Bunları kim söylüyor ?..
*AKP'nin hazırlayıp Türk Kamuoyuna sunduğu, 'Alnımızın Ak'ıyla 8,5 Yıl' kitabında, 'Medeniyetler İttifakında Eşbaşkan Olduk' denilmektedir.
*21.02.2006 Salı günü AKP Grup Toplantısında Başbakan Erdoğan'ın Konuşması;
'Genişletilmiş Ortadoğu ve Kuzey Afrika inisiyatifindeki rolümüz, Eşbaşkanlık görevimiz bize özellikle Ortadoğu'da önemli görevler yüklemektedir. Bugüne kadar başlattığımız bütün dış politika hamleleri, bu parametre üzerine kurulmuştur. Az önce bir kaçını hatırlattığım bu girişimler, aynı dış politikanın, aynı vizyonun tutarlı ve tamamlayıcı parçalarıdır.'
*16 Kasım 2005 AKP Merkez Yönetim Kurulu Basın açıklamasından;
'Dışişleri Bakanı Gül, Bahreyn'de ABD Dışişleri Bakanı Condellize Rice ile Geniş Ortadoğu ve Kuzey Afrika Projesi ile ilgili görüşecek. Söz konusu projede Eşbaşkanlık görevi yapıyoruz ve yapmaya devam edeceğiz.'
*13 Ocak 2006 Salı günü AKP Grup Toplantısında Başbakan Erdoğan'ın konuşması;
'Büyük Ortadoğu Projesinin amacı bellidir. O amaçlar içerisinde Türkiye'nin üstlendiği görev de bellidir. BOP barış, huzur, insan hakları, ve eğitim özgürlüğünü daha yukarılara taşımak amacıyla atılmış bir adımdır. Burada Türkiye'ye de bir görev verildi ve biz bu görevi üstlendik.'
Bu demeçler gibi onlarcası var. Başbakan Erdoğan'ın dediği gibi, kendisine 'Eşbaşkanlık' görevi verildi ve o da kabul etti.

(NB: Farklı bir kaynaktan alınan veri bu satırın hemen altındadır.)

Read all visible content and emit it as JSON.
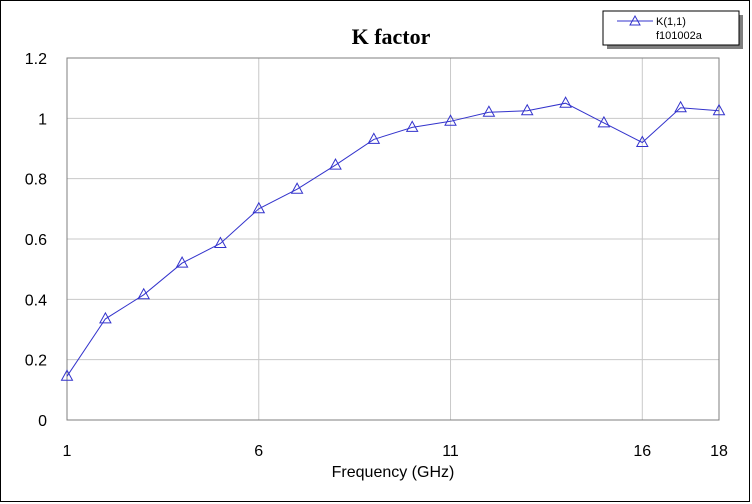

Türkiye Cumhuriyeti Başbakanına, 'Eşbaşkanlık' görevi veren ABD, BOP için ne diyor?
* 'Fas'tan Basra Körfezine, oradan Orta Asya steplerine kadar 24 ülkenin rejimlerini, sınırlarını ve haritalarını değiştirmek.' (C. Rice ABD Dışişleri Bakanı. 07.08.2003 Washington Post Gazetesi)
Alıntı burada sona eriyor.